Perché… “i ragazzi in gamba non si portano il telefono in camera da letto”. E’ questo il messaggio lanciato nei giorni scorsi agli adolescenti inglesi dalla presidente del Royal College di Psichiatria di Londra. Wendy Burn ha lanciato il suo appello, in pubblico e sui giornali, perché secondo lei i problemi di insicurezza e depressione che caratterizzano gli adolescenti e i giovani britannici hanno origine anche da un rapporto deviato con smartphone e social media. Secondo una recente ricerca condotta, dall’associazione Children’s Sleep, infatti, i ragazzini inglesi vanno a letto mettendo il telefonino sotto il cuscino, perché hanno paura di perdere qualcosa durante la notte. Ma se lo smartphone è a pochi centimetri dal loro orecchio, anche se stanno dormendo il suono di un messaggio o di un aggiornamento sui social può raggiungerli e svegliarli. Solo che svegliarsi nel cuore della notte per leggere e commentare post e foto significa dormire male o comunque in modo superficiale. Fino a qualche mese fa era solo un’indiscrezione, ora è diventata realtà. E infatti il governo britannico ha deciso di mettere al bando i telefoni da tutte le scuole britanniche per i minori di 16 anni. Ieri l’esecutivo guidato dal conservatore Rishi Sunak ha pubblicato un documento che contiene le nuove linee guida per i presidi e si pone l’obiettivo di «minimizzare il disturbo e migliorare il comportamento delle classi». L’uso dei dispositivi elettronici sarà vietato agli studenti non solo durante le lezioni, ma anche negli intervalli e nella pausa pranzo. Non solo: gli insegnanti avranno il potere di perquisire zaini e borse dei loro alunni. Chi sarà sorpreso a trasgredire le nuove regole sarà punito con un castigo in solitario e con la confisca del telefono.

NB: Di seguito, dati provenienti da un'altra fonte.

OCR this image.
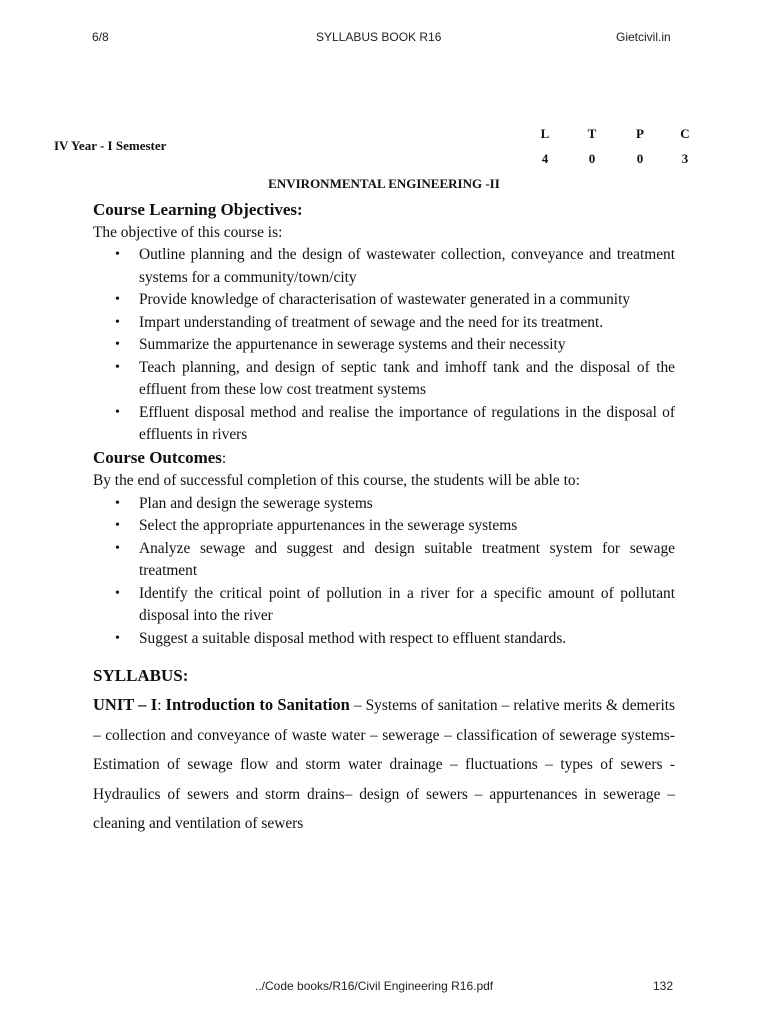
6/8	SYLLABUS BOOK R16	Gietcivil.in
IV Year - I Semester
L	T	P	C
4	0	0	3
ENVIRONMENTAL ENGINEERING -II
Course Learning Objectives:

The objective of this course is:

• Outline planning and the design of wastewater collection, conveyance and treatment systems for a community/town/city
• Provide knowledge of characterisation of wastewater generated in a community
• Impart understanding of treatment of sewage and the need for its treatment.
• Summarize the appurtenance in sewerage systems and their necessity
• Teach planning, and design of septic tank and imhoff tank and the disposal of the effluent from these low cost treatment systems
• Effluent disposal method and realise the importance of regulations in the disposal of effluents in rivers
Course Outcomes:

By the end of successful completion of this course, the students will be able to:

• Plan and design the sewerage systems
• Select the appropriate appurtenances in the sewerage systems
• Analyze sewage and suggest and design suitable treatment system for sewage treatment
• Identify the critical point of pollution in a river for a specific amount of pollutant disposal into the river
• Suggest a suitable disposal method with respect to effluent standards.
SYLLABUS:

UNIT – I: Introduction to Sanitation – Systems of sanitation – relative merits & demerits – collection and conveyance of waste water – sewerage – classification of sewerage systems- Estimation of sewage flow and storm water drainage – fluctuations – types of sewers - Hydraulics of sewers and storm drains– design of sewers – appurtenances in sewerage – cleaning and ventilation of sewers

../Code books/R16/Civil Engineering R16.pdf	132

Le nuove linee guida del governo prevedono quattro possibilità attraverso cui le scuole possono mettere al bando i cellulari degli studenti. La prima, e più radicale, prevede il divieto assoluto di portare i dispositivi elettronici a scuola. La seconda prevede che vengano consegnati allo staff scolastico al suono della prima campanella. Terza soluzione: chiudere i telefoni negli armadietti. Infine, la strada più soft: consentire che gli studenti tengano con sé i telefoni, a patto che siano spenti e tenuti nello zaino.